Court Opinion

ID: 3275450
Source: CourtListenerOpinion
Date Created: 2016-07-05 16:44:03.25744+00
Date Added: 2024-06-11T12:12:10.264909
License: Public Domain

The decision of the case turns on the question whether the contract provides for payment of a commission merely on production of a purchaser, or whether a sale must be consummated before a commission is earned.
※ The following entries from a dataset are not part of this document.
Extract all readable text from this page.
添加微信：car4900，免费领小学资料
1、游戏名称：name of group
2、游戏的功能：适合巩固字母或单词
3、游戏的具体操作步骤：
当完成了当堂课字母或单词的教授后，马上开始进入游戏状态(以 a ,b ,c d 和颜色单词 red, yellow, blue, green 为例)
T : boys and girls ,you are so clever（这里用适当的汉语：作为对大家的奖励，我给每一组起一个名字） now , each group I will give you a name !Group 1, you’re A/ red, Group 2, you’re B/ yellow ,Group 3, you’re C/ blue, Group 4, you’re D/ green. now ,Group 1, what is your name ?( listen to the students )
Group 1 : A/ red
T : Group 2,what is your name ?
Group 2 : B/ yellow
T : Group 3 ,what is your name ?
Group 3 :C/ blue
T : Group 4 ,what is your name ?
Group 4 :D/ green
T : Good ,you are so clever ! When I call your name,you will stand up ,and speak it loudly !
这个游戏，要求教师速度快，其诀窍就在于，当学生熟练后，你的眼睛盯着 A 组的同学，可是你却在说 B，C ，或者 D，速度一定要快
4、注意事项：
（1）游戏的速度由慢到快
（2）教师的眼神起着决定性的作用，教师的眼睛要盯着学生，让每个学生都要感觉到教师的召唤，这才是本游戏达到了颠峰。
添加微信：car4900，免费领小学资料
There is no question involved as to bad faith or recalcitrancy on the part of the owner in refusing to accept the purchaser produced by the selling agent. Nor is it shown that the seller had no title. The proof shows only that the attorney for the purchaser pointed out a supposed defect, which the seller was able and willing to cure.
It seems to me that the plain language of the contract provides for the payment of a commission only on consummation of a sale. The initial statement in the contract is that the agent is appointed "to make sale of the real property" described. This means what it says — to make a sale, not merely to produce a purchaser. And this is followed by a statement as to how the commission is to be paid — by retention of the amount "from the proceeds arising from such sale." The agent is authorized to "accept a deposit to be applied on the purchase price and to execute a binding contract for sale." The parties themselves construed the contract to mean one for consummating a sale, not merely to produce a purchaser, for the appellee made persistent efforts to obtain a consummation of the sale and did not claim a commission until the purchaser withdrew without fault on the part of appellant. "Tell me what you have done under a deed and I will tell you what that deed means." Gauss v. Orr,46 Ark. 129. In the case of Robbins v. Kimball, 55 Ark. 414, Chief Justice COCKRILL said that what the parties to a contract did under a contract "is the best guide *Page 108 
attainable for its interpretation." The following decisions are directly in point: Lewis v. Briggs, 81 Ark. 101; Vaughan v. Odell, 148 Ark. 123; Coleman v. Edgar Lbr. Co., 153 Ark. 275; Phanz v. Hamburg, 83 Ohio St. 1,29 L.R.A. (N.S.) 533; Munroe v. Taylor, 191 Mass. 483,78 N.E. 106.
My conclusion is that the appellee failed to show that he was entitled to a commission — at least that the issue should have been submitted to the jury.